Genealogy websites may offer better searching tools and perhaps some of you know an even faster/better way of looking up the least frequent names. If so, perhaps there’s more to rely on than personal experience.
The more intriguing issue to me is in trying to square up two conflicting ideas:
It has been my contention that there’s no way to refute the statement that, regardless of who or where you are, if you’re alive then your ancestors “go all the way back” to whenever human beings evolved to the species we are today
Some surnames are dying out or becoming increasingly rare.
The most obvious way a surname can die out is for there to be progressively fewer male offspring – in societies where the surname is carried forward by males.
Perhaps other related issues can add to the discussion. And perhaps mentioning specific surnames may afford others the chance to refute the rarity of that name.
As an example to get started, a new weather person on local TV is Allison Chinchar whose surname I was unfamiliar with. A Yahoo! search on “chinchar” returns over 10 pages of hits, so I am obviously poorly informed about the frequency of her name. My bad.
My last name isn’t even listed on that site. On WhitePages.com it brings up 16 results, including myself & my close family, though some of the others are repeated names.
I found about what I expected: there’s only 112 of us with my last name in the US, for a ranking of 137,816. I’d say offhand that I know somewhere between half and 2/3 of all people in the US with my surname.

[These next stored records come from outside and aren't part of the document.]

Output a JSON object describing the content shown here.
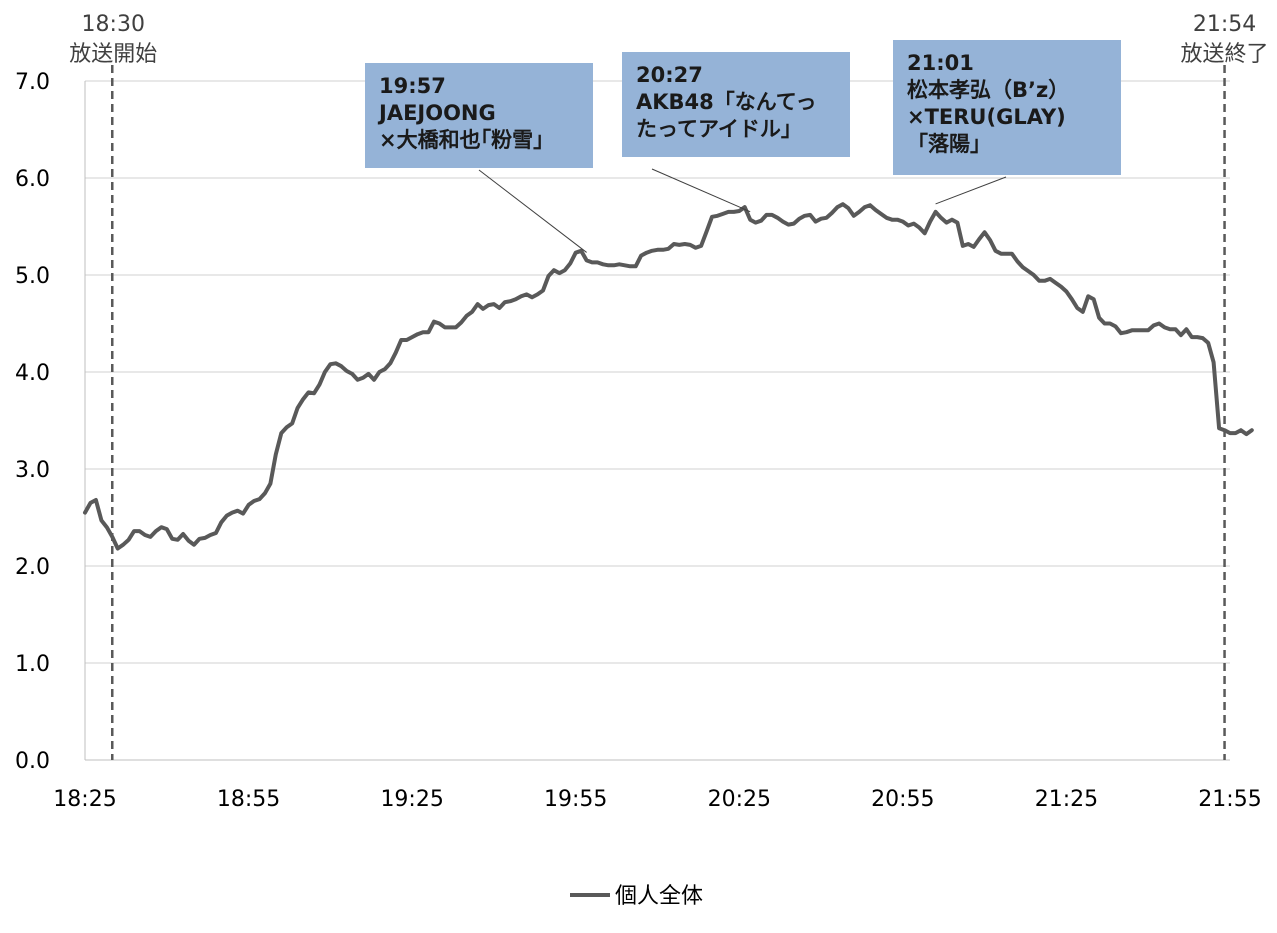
{
  "chart_data": {
    "type": "line",
    "title": "",
    "xlabel": "",
    "ylabel": "",
    "ylim": [
      0,
      7
    ],
    "y_ticks": [
      "0.0",
      "1.0",
      "2.0",
      "3.0",
      "4.0",
      "5.0",
      "6.0",
      "7.0"
    ],
    "x_ticks": [
      "18:25",
      "18:55",
      "19:25",
      "19:55",
      "20:25",
      "20:55",
      "21:25",
      "21:55"
    ],
    "grid": "horizontal",
    "legend_position": "bottom",
    "series": [
      {
        "name": "個人全体",
        "color": "#595959",
        "x_start": "18:25",
        "x_step_minutes": 1,
        "values": [
          2.55,
          2.65,
          2.68,
          2.47,
          2.4,
          2.3,
          2.18,
          2.22,
          2.27,
          2.36,
          2.36,
          2.32,
          2.3,
          2.36,
          2.4,
          2.38,
          2.28,
          2.27,
          2.33,
          2.26,
          2.22,
          2.28,
          2.29,
          2.32,
          2.34,
          2.45,
          2.52,
          2.55,
          2.57,
          2.54,
          2.63,
          2.67,
          2.69,
          2.75,
          2.85,
          3.15,
          3.37,
          3.43,
          3.47,
          3.63,
          3.72,
          3.79,
          3.78,
          3.87,
          4.0,
          4.08,
          4.09,
          4.06,
          4.01,
          3.98,
          3.92,
          3.94,
          3.98,
          3.92,
          4.0,
          4.03,
          4.09,
          4.2,
          4.33,
          4.33,
          4.36,
          4.39,
          4.41,
          4.41,
          4.52,
          4.5,
          4.46,
          4.46,
          4.46,
          4.51,
          4.58,
          4.62,
          4.7,
          4.65,
          4.69,
          4.7,
          4.66,
          4.72,
          4.73,
          4.75,
          4.78,
          4.8,
          4.77,
          4.8,
          4.84,
          4.99,
          5.05,
          5.02,
          5.05,
          5.12,
          5.23,
          5.25,
          5.15,
          5.13,
          5.13,
          5.11,
          5.1,
          5.1,
          5.11,
          5.1,
          5.09,
          5.09,
          5.2,
          5.23,
          5.25,
          5.26,
          5.26,
          5.27,
          5.32,
          5.31,
          5.32,
          5.31,
          5.28,
          5.3,
          5.45,
          5.6,
          5.61,
          5.63,
          5.65,
          5.65,
          5.66,
          5.7,
          5.57,
          5.54,
          5.56,
          5.62,
          5.62,
          5.59,
          5.55,
          5.52,
          5.53,
          5.58,
          5.61,
          5.62,
          5.55,
          5.58,
          5.59,
          5.64,
          5.7,
          5.73,
          5.69,
          5.61,
          5.65,
          5.7,
          5.72,
          5.67,
          5.63,
          5.59,
          5.57,
          5.57,
          5.55,
          5.51,
          5.53,
          5.49,
          5.43,
          5.55,
          5.65,
          5.59,
          5.54,
          5.57,
          5.54,
          5.3,
          5.32,
          5.29,
          5.37,
          5.44,
          5.36,
          5.25,
          5.22,
          5.22,
          5.22,
          5.14,
          5.08,
          5.04,
          5.0,
          4.94,
          4.94,
          4.96,
          4.92,
          4.88,
          4.83,
          4.75,
          4.66,
          4.62,
          4.78,
          4.75,
          4.56,
          4.5,
          4.5,
          4.47,
          4.4,
          4.41,
          4.43,
          4.43,
          4.43,
          4.43,
          4.48,
          4.5,
          4.46,
          4.44,
          4.44,
          4.38,
          4.44,
          4.36,
          4.36,
          4.35,
          4.3,
          4.1,
          3.42,
          3.4,
          3.37,
          3.37,
          3.4,
          3.36,
          3.4
        ]
      }
    ],
    "markers": [
      {
        "time": "18:30",
        "label": "放送開始"
      },
      {
        "time": "21:54",
        "label": "放送終了"
      }
    ],
    "annotations": [
      {
        "time": "19:57",
        "lines": [
          "19:57",
          "JAEJOONG",
          "×大橋和也｢粉雪｣"
        ]
      },
      {
        "time": "20:27",
        "lines": [
          "20:27",
          "AKB48「なんてっ",
          "たってアイドル」"
        ]
      },
      {
        "time": "21:01",
        "lines": [
          "21:01",
          "松本孝弘（B’z）",
          "×TERU(GLAY)",
          "「落陽」"
        ]
      }
    ]
  }
}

There are about 700 people with my last name, a little more than I expected. There are 25000 people with a more common spelling of my last name. I never met or seen anyone outside my immediate family with my last (exact) name, and I have known people with the alternate spelling.

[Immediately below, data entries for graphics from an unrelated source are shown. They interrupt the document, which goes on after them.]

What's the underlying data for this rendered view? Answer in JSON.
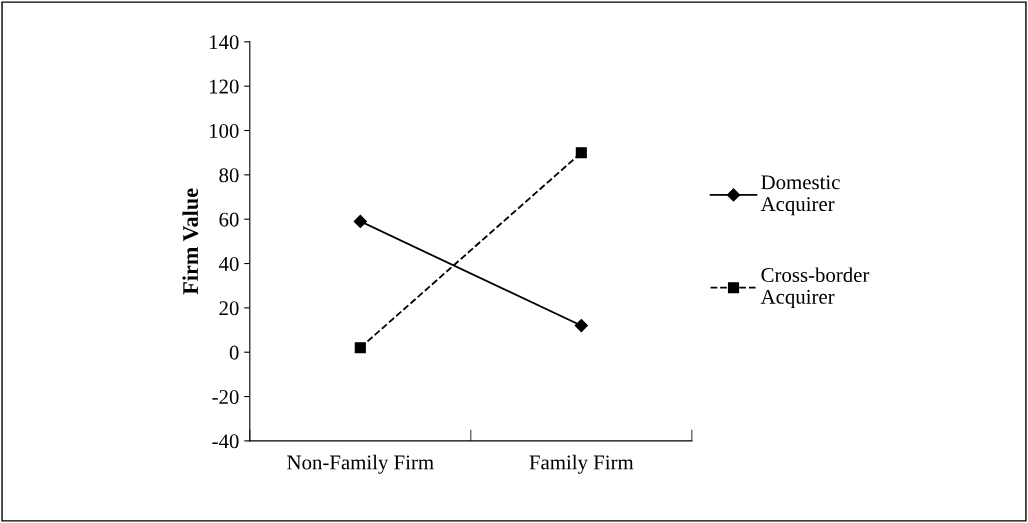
{
  "chart_data": {
    "type": "line",
    "ylabel": "Firm Value",
    "categories": [
      "Non-Family Firm",
      "Family Firm"
    ],
    "series": [
      {
        "name": "Domestic\nAcquirer",
        "color": "#000000",
        "values": [
          59,
          12
        ],
        "marker": "diamond",
        "line_style": "solid"
      },
      {
        "name": "Cross-border\nAcquirer",
        "color": "#000000",
        "values": [
          2,
          90
        ],
        "marker": "square",
        "line_style": "dashed"
      }
    ],
    "ylim": [
      -40,
      140
    ],
    "yticks": [
      -40,
      -20,
      0,
      20,
      40,
      60,
      80,
      100,
      120,
      140
    ],
    "grid": false,
    "legend": "right"
  }
}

Tracing my family tree back, my last name was spelled very strangely. There was a rift in the family during the revolutionary war (Patriots vs loyalists) and Patriots changed their name to one spelling and the Loyalists took the more obscure spelling (mine). There is no name in the census with the original spelling.
Mine. There are about 30 living people with my surname, in three (apparently unrelated) families in the US. It’s a variant of a name originally from Switzerland which seems not to occur there any more, although there are several hundred people there with the common spelling of the name. We don’t know whether our spelling originated in Switzerland and disappearred there, or whether it was a misspelling acquired when our ancestors emigrated in the 1800s.

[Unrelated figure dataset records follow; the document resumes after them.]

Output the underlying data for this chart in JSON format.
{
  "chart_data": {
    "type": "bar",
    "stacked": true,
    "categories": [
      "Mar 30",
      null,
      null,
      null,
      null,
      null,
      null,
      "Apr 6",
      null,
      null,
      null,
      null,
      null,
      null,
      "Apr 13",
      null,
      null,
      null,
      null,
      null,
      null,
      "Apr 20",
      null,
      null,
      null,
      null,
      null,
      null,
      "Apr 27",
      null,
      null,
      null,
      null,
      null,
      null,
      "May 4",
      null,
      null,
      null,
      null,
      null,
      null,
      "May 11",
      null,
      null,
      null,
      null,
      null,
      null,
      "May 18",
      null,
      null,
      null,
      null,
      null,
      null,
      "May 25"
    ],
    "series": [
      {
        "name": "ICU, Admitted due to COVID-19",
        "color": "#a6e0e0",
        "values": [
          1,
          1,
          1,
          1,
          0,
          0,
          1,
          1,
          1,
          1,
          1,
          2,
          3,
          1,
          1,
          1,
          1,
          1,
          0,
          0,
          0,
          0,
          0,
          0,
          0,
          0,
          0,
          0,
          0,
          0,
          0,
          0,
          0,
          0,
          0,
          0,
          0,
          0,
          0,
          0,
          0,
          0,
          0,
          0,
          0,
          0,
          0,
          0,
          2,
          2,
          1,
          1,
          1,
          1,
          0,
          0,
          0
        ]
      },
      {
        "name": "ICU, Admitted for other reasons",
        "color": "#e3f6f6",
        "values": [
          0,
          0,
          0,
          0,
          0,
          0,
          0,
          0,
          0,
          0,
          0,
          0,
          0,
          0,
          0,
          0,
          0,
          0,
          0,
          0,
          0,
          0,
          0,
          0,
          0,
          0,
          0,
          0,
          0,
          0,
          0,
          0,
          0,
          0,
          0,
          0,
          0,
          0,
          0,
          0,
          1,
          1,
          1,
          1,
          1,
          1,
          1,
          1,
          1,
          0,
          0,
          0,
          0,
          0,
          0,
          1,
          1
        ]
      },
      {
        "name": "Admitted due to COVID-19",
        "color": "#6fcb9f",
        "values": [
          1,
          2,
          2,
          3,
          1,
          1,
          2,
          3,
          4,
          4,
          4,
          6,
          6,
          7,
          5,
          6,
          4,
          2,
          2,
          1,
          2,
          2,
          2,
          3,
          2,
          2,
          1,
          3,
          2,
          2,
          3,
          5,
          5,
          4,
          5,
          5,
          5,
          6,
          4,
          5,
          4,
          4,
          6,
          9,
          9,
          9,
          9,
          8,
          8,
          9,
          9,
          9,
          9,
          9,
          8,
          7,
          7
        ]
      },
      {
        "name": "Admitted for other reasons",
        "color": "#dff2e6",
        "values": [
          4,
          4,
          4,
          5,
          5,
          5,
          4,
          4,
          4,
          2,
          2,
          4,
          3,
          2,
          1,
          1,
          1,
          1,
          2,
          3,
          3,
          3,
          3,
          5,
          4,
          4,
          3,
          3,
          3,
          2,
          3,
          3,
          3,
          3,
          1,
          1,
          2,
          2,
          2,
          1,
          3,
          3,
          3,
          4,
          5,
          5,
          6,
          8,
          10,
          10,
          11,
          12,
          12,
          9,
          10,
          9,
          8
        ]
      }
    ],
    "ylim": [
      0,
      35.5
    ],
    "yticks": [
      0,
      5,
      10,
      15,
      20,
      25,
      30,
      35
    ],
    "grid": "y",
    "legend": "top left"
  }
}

My great-great-grandfather seems to have emigrated to the US without relatives, and we don’t know of any brothers. My great-grandfather, grandfather, and father were the only males in their families who reached adulthood. But I have four brothers, and between them they have six sons (and two grandsons so far) to carry on the name. So right now there are 13 males with the surname in our family, where for many decades there were never more than two.
My surname (by marriage) didn’t come up on that site at all. It was changed to what it is now when my ex husband’s family came through Ellis Island, so the only people in the world who have this particular name are related to and descended from the first group that immigrated to the United Stated from Italy. Each and every one of the very few people using this last name in the US are related.
#37788 just over 500 occurrences in the 2k census. Her husband (different last name) has the exact same name of a IRA bomber so they had to get FBI clearance to fly. The FBI told her she was only person with her name (first and last combination)
There are 13 people in the United States with my last name.
There is another variant of it, but it also has too few occurances to show up on the Census spreadsheet. I think there are also less than 20 with that variant.
There is only one male, my nephew, in the youngest generation with my last name. I have a daughter and my only male cousin has two daughters. My brother shares my last name, but was adopted by my dad when he was three. So unless my cousin or I have a son (or our daughters don’t change their names), there will be no people in the United States with my last name who are actually related by blood after this generation.
I came across someone with the last name of Manbeavers once. I can’t imagine that one being too frequent. A Google search gives me 1,091 hits, but I have no idea how many of those are legitimately separate people with that surname.